Нас интересует только то, какое отношение имеет стиль барокко к нашей опере. Явившись из Италии, этот стиль только что затопил всю Европу. Вышедший из церкви, он вторгся во все области, кончая самыми светскими. Только одно французское искусство после сдержанной с немалым трудом первой нахлынувшей волны (о чем свидетельствует не один парижский памятник) противопоставляет стилю барокко в символическом фасаде версальского дворца собственные стиль и дух, вскоре осознанные и перешедшие в мощное контрнаступление. Символом провалившегося вторжения является конная статуя Людовика XIV работы кавалера Бернини, шедевр итальянского барокко во Франции.

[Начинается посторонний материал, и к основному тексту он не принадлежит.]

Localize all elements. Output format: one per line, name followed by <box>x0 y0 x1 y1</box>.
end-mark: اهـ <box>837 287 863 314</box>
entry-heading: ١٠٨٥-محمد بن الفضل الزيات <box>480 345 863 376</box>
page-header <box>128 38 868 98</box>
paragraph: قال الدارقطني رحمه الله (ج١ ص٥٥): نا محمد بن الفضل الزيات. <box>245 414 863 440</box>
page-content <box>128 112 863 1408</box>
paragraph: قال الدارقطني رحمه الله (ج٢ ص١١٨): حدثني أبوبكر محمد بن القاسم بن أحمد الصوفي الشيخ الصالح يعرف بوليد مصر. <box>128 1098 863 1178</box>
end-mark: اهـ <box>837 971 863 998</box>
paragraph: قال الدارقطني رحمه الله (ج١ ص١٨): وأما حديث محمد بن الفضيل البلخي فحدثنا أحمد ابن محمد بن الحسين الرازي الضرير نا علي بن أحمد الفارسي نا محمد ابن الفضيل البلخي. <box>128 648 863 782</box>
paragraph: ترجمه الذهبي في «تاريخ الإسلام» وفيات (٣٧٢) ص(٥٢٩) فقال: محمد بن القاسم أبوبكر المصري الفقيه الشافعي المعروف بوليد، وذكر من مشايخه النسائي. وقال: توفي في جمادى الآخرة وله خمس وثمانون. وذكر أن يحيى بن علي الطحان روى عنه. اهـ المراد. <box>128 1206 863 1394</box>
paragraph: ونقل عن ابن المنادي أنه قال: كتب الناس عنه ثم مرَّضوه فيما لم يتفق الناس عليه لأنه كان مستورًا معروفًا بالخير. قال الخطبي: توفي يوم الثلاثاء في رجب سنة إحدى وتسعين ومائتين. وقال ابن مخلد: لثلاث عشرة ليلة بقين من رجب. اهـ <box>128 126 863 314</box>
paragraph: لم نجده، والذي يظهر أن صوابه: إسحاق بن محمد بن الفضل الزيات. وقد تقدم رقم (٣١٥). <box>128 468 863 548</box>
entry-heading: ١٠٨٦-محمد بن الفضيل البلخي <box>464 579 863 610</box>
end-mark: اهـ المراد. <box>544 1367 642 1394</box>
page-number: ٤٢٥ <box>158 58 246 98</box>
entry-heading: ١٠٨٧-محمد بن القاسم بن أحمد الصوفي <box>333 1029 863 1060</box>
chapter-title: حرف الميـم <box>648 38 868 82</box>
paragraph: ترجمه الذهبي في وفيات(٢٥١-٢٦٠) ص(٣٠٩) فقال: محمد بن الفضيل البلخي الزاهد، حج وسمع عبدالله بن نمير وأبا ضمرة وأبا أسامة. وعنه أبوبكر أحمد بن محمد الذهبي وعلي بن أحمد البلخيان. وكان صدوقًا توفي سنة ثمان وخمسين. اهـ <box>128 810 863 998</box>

Она все еще возвышается в конце упраздненного крыла версальского парка, куда сослал ее король и где непогоды ее прикончили, в то время как наши министры изящных искусств предоставляли ей в качестве развлечения на долгие годы кольцевую линию железной дороги. И вся сажа, которую выплевывает каждый пригородный поезд, по-своему свидетельствует о презрении, с каким после трех веков французы относятся к искусству барокко.